Being a music fan in Miami can be hard if your favorite genre isn't house, techno, or EDM. Much-loved venues such as Grand Central often pass on simply because Miami's geographic isolation makes it difficult for certain acts to schedule a tour stop in South Florida. When Club Space opened its ground floor as a live music space called the Ground, it made a much-needed impact. Now metal bands, up-and-coming rappers, R&B acts, and even experimental percussion ensembles are playing at the 555-capacity venue alongside unconventional DJs. Downtown Miami isn't just for dance music anymore.

Courtesy of CMX

If you're the type of unpretentious film fan who didn't make a beeline for the "Best Arthouse Cinema" category, you'll probably enjoy Brickell City Centre's CMX theater. It's a high-end experience for people who feel no shame about their excitement for the latest Disney-Marvel-Star Wars CGI-explosion slugfest. This is the place to go to make an event out of an event movie. Amenities include blankets and pillows, high-end audio and projection, portable caption devices for non-English speakers and the hearing impaired, and in-theater food service — because why should you have to miss Black Panther's latest battle to go order some jalapeno poppers?

Iwan Baan

Last year, just in time for Art Basel, the ICA Miami reopened in its new permanent location, an immaculate metal-faced building in the ritzy Design District, just a stone's throw from Tom Ford and Maison Margiela. Its debut exhibition, "The Everywhere Studio," featured work by artistic heavyweights such as Picasso, Andy Warhol, and Yves Klein. While the art world can often seem elitist and impenetrable, the ICA is different. It comes down to a single policy: The museum does not charge admission. Simply provide your email address and take in three floors of world-class art, as well as a backyard sculpture garden. The works you'll see are not only made by artists with blockbuster names. ICA also includes conceptual pieces from rising international artists, as well as work from local, regional, and immigrant artists. At a time when museums elsewhere are making access to art more difficult, this small Miami museum is taking an egalitarian approach.

Photo by Karli Evans

Before 2017, III Points was a small, forward-thinking, yet continually troubled festival.

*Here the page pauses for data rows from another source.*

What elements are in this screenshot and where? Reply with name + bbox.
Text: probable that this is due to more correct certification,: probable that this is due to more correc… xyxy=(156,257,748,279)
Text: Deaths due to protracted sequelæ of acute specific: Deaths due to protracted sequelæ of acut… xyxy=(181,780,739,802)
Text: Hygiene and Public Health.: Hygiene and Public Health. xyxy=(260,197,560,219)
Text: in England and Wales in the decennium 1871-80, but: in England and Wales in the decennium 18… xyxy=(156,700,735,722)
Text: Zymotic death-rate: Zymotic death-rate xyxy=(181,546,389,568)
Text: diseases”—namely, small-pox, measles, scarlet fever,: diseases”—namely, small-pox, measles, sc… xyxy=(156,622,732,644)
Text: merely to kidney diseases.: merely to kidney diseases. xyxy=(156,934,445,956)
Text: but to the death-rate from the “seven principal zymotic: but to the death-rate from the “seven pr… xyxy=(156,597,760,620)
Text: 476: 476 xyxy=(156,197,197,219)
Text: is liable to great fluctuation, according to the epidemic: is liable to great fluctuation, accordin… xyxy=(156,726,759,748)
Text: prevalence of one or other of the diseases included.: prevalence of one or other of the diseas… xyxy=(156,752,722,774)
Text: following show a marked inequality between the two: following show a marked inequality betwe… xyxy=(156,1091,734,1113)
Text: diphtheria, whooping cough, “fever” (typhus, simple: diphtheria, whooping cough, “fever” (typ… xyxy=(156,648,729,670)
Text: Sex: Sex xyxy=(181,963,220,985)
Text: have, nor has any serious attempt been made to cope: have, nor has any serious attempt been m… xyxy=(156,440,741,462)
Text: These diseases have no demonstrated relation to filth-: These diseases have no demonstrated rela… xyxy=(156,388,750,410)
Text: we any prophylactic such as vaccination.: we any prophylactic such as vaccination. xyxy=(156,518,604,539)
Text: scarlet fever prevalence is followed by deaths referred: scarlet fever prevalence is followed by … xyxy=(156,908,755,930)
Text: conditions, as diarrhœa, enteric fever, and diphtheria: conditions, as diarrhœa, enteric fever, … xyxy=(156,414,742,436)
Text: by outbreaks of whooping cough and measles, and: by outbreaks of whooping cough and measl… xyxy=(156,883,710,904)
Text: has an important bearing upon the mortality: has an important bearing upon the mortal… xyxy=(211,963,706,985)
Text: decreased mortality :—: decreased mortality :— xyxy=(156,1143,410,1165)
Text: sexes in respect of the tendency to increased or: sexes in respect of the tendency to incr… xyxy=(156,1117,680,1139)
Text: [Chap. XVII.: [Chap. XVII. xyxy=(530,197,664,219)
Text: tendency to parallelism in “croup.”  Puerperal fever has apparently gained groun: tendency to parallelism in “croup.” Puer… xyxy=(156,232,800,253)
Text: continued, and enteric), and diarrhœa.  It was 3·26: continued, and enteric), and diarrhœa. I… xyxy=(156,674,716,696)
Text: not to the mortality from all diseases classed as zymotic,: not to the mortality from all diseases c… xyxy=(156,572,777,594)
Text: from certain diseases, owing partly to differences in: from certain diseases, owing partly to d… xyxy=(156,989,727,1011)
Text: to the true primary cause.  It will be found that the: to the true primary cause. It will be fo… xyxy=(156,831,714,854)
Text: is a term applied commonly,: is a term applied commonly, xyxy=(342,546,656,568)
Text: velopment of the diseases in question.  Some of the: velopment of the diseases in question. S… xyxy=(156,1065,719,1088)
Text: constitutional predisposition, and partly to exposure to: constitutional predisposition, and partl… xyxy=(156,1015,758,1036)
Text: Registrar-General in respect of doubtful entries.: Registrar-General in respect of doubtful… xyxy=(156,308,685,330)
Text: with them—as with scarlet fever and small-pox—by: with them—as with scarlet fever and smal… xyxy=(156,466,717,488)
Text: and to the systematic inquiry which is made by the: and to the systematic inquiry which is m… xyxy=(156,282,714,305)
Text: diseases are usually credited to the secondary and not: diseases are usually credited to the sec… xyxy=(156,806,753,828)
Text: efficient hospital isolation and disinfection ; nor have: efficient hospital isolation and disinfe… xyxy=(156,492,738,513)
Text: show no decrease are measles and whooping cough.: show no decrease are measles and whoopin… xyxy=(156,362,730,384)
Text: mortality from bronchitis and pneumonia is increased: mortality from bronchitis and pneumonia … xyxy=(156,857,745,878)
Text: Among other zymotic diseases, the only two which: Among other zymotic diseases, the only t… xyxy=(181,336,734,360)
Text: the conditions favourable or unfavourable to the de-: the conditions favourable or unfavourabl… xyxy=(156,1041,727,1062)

Its lineups, mixing together local talent with major underground names such as Flying Lotus and Earl Sweatshirt, were among the best in North America. But issues plagued the fest, especially in 2016, when Hurricane Matthew nearly slammed into the city and forced headliners LCD Soundsystem to cancel. Cut to last year's festival: A massive crowd packed in front of the main stage at Mana Wynwood sings along with Damon Albarn of Gorillaz as he belts his way through "Plastic Beach." In a city maligned for its connection to EDM and lowest-common-denominator thrills, III Points has become an institution that champions unconventional regional and international artists of all stripes.

Photo by Koury Angelo

Club Space has long been known for its all-night parties and famous terrace. But you might not be aware of this record label started by local impresario David Sinopoli and rebooted last year by electronic producer Nick Leon. You might assume, given its namesake club's reputation, that Space Tapes releases dance music records. But a Space Tape doesn't sound like Club Space — it sounds like outer space. Its small but growing collection of releases from artists such as Get Face, Austin Paul, and Leon himself traverse the stars, mixing ambience, bass, and other alien sounds. This isn't like any music that has come out of Miami before. Space Tapes may produce locally, but they're thinking cosmically.